The Secret Life of Bees by Sue Monk Kidd

"Set in South Carolina in 1964, The Secret Life of Bees tells the story of Lily Owens, whose life has been shaped around the blurred memory of the afternoon her mother was killed. When Lily's fierce-hearted black "stand-in mother" , Rosaleen, insults three of the deepest racists in town, Lily decides to spring them both free. They escape to Tiburon, South Carolina- a town that holds the secret to her mother's past. Taken in by an eccentric trio of black bee-keeping sisters, Lily is introduced to the mesmerizing world of bees and honey, and the black Madonna. This is a remarkable novel about divine female power, a story that women will share and pass on to their daughters for years to come."

This book tackled a lot of issues and themes; racial discrimination, feminism, religion, and growing up, and I think it did it well. It was interesting that the story was told from the point of view of a white girl. What made Lily an interesting character was that she had a bit of racism in her herself- she had grown up in South Carolina, raised by a white father, what were you to expect? So her fight in the book wasn't against racism in general, it was really just against the racism in herself. But the thing is, Lily wasn't evil, she wasn't a bad person because she was racist, and because of this the reader could understand racism a bit more than if the story were told by a black person villainizing white racists. You get an up close and personal look into what makes someone racist, and what can cure them of it. Lily really only realized how it feels to be discriminated against for skin color when she was surrounded by black people and they didn't want her around. She realized how stupid and superficial of a reason it was to judge people. 

A lot of this book centers around the figure of the Black Madonna/ the Virgin Mary, and besides tying religion into the story, it introduces a sort of feminist, girl-power theme. There is a group of black women that call themselves the Daughters of Mary and worship the Black Madonna, which is not typical of Christianity--Jesus Christ is barely mentioned, and when He is it's by male characters. But what the women are worshiping isn't even the mother of Christ- no, they are worshiping "the mother of thousands", like a queen bee in a hive.
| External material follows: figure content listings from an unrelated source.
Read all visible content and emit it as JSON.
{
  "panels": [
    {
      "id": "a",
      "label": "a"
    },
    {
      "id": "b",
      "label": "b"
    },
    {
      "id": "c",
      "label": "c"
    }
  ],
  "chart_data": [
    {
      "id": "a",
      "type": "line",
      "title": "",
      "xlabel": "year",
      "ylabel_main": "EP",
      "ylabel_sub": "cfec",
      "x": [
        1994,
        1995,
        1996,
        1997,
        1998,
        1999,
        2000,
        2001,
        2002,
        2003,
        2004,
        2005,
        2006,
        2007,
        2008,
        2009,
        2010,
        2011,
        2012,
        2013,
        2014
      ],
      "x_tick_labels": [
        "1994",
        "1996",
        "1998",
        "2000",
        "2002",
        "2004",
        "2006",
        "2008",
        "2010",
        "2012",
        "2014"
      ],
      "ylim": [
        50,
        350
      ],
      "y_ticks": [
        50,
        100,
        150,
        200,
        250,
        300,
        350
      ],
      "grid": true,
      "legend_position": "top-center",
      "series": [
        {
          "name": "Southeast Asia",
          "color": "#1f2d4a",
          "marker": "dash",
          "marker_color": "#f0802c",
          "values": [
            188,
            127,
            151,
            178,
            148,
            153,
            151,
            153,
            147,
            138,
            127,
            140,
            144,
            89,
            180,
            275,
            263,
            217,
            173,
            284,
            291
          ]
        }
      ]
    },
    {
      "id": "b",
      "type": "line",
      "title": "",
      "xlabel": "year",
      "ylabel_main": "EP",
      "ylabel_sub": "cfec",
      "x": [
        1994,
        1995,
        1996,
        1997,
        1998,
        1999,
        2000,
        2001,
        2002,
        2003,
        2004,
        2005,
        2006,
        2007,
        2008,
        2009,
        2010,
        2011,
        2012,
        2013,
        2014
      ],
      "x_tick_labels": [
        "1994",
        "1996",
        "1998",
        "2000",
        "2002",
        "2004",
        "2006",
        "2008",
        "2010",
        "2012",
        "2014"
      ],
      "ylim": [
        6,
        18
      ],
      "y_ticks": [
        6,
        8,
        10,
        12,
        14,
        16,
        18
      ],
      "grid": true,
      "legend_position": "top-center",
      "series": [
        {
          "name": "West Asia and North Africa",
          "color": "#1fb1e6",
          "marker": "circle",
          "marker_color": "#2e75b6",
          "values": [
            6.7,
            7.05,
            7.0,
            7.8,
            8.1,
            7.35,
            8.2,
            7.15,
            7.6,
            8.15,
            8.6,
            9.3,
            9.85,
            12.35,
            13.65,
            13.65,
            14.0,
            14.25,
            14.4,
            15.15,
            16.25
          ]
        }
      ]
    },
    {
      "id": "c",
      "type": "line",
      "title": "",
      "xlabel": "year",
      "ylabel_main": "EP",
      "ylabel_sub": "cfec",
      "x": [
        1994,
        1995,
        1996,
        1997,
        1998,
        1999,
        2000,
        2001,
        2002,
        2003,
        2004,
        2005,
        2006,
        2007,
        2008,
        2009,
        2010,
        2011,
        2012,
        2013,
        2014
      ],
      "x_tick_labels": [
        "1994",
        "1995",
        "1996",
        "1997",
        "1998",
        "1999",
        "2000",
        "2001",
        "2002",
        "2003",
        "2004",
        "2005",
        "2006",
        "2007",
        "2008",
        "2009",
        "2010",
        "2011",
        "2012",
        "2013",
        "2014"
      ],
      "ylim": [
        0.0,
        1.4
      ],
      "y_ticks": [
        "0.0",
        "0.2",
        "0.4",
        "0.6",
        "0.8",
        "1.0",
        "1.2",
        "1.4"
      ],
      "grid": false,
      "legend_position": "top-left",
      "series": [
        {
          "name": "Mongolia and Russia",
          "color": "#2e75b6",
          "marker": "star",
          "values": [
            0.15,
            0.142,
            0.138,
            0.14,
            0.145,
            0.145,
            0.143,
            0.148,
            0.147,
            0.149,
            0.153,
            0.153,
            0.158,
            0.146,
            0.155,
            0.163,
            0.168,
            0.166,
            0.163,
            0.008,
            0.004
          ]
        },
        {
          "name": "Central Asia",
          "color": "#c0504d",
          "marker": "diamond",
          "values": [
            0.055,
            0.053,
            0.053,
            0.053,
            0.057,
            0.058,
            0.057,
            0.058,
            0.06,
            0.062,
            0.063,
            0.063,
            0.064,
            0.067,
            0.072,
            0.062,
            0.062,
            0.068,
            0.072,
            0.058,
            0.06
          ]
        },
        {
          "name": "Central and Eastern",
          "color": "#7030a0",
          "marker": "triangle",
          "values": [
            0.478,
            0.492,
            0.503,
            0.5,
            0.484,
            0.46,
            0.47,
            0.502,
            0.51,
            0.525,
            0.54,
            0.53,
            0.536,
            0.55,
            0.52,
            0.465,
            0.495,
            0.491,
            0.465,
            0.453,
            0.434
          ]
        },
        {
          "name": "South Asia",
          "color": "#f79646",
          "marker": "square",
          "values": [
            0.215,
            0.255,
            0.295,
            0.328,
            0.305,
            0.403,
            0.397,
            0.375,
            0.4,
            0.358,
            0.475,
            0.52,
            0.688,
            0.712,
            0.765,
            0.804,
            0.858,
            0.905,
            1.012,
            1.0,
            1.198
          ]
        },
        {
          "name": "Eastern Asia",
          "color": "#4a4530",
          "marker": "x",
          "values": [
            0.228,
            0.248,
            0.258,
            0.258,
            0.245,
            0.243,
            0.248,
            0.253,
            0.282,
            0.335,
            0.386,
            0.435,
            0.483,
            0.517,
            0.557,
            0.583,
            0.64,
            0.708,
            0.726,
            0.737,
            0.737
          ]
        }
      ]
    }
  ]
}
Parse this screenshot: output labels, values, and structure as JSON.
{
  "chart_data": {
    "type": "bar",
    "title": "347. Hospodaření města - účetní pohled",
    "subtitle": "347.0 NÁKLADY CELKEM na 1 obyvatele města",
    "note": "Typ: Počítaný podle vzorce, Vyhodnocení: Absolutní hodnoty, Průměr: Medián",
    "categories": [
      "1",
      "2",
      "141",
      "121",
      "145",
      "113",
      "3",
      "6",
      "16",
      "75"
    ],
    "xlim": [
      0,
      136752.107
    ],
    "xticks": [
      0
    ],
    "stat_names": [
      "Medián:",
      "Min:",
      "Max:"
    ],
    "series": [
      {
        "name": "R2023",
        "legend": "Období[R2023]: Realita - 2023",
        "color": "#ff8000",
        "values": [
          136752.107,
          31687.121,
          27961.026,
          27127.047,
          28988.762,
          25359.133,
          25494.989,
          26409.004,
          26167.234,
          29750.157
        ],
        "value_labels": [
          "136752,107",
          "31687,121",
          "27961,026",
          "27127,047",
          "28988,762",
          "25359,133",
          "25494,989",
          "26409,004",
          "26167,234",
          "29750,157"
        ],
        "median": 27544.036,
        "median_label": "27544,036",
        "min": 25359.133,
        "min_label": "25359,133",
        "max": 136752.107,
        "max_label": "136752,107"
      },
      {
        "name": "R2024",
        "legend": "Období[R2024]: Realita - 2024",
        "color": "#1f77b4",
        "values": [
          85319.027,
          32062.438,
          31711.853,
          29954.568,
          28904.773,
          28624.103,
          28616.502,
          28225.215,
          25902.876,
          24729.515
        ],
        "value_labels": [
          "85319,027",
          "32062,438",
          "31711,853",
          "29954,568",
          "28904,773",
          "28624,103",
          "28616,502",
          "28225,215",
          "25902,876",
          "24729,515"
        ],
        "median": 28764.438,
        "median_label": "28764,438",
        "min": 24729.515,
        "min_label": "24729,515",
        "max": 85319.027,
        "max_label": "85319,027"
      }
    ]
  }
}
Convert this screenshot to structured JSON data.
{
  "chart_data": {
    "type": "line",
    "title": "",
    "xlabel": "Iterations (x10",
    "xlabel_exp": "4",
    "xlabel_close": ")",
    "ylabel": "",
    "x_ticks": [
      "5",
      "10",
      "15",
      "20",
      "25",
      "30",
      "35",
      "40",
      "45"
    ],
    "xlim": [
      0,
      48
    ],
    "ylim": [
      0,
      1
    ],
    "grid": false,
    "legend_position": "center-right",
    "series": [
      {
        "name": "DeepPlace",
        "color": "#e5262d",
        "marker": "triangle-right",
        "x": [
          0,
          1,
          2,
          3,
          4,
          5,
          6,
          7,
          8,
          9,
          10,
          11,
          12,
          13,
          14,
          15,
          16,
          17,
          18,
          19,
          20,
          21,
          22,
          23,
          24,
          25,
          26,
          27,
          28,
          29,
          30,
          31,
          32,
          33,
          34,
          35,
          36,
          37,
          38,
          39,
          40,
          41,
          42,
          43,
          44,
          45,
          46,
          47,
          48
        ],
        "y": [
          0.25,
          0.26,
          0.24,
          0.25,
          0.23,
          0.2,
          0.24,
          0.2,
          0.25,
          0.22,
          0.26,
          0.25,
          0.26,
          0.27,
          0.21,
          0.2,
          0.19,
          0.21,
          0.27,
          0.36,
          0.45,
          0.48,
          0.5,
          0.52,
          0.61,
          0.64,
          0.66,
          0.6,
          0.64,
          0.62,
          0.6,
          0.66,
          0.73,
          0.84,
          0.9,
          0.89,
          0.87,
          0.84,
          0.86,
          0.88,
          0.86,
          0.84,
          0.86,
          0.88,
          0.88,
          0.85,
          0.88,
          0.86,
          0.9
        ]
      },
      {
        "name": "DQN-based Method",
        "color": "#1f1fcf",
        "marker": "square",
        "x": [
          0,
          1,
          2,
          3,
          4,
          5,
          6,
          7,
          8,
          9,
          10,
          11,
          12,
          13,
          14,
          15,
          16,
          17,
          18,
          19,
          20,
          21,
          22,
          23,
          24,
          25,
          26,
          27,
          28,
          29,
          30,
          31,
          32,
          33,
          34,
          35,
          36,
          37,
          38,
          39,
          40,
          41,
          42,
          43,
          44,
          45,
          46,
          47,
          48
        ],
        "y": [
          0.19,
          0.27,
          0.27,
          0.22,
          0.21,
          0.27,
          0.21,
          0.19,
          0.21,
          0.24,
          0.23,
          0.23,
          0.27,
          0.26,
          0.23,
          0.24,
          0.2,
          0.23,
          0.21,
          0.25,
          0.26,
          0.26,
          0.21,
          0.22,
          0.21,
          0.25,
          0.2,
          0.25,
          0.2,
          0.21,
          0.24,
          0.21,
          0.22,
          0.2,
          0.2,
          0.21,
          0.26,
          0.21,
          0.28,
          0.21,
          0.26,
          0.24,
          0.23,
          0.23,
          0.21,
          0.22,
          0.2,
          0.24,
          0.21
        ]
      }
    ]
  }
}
And Mary is inside all of them, lending them strength, giving them the will to fight back. I liked this take on religion, the idea that what we worship is not so much figures from a story, but what they represent, the qualities that they have. 

I thought that The Secret Life of Bees was written very well. The imagery was beautiful and vivid, the characters came to life and were easy to connect to, and the plot ran smoothly. But something that I found especially interesting about the writing was the use of smells. Yes, in English class we learn to describe something using all five senses, but in reality descriptions involve mostly sight and a bit of sound. Yet Sue Monk Kidd gave us a pungent tour through most of the South Carolina plant species and a good amount of the cooking too, which really enhanced the setting of the book. Color and light were also used in heavy doses, along with bird imagery and a good amount of symbolism, which sated the more analytical side of me. 

In The Secret Life of Bees Sue Monk Kidd skillfully portrays the idea of racism in the South during the time of the Civil Rights Act, presenting it in a way so that the reader can understand and accept it without simply dismissing it as "bad" and "wrong", but at the same time Sue Monk Kidd doesn't turn her story into a parable preaching against discrimination. Although I enjoyed the book and there was a lot to think about, it didn't leave too much of an impression on me like other books have. I think this was in part to a lot of the questions and ideas being cleared up, answered, or defined by the end; there weren't any of the ideas that two people could debate different sides of and neither one be right or wrong. The ending was pretty predictable in my mind-there weren't any plot twists and everything was wrapped up happily the way you wanted it to be. Overall a good read, but not the kind that sticks.

August 12 2013--

I forgot to say in this review that I wished the character of t.ray-- lily's father--- had been developed a bit more.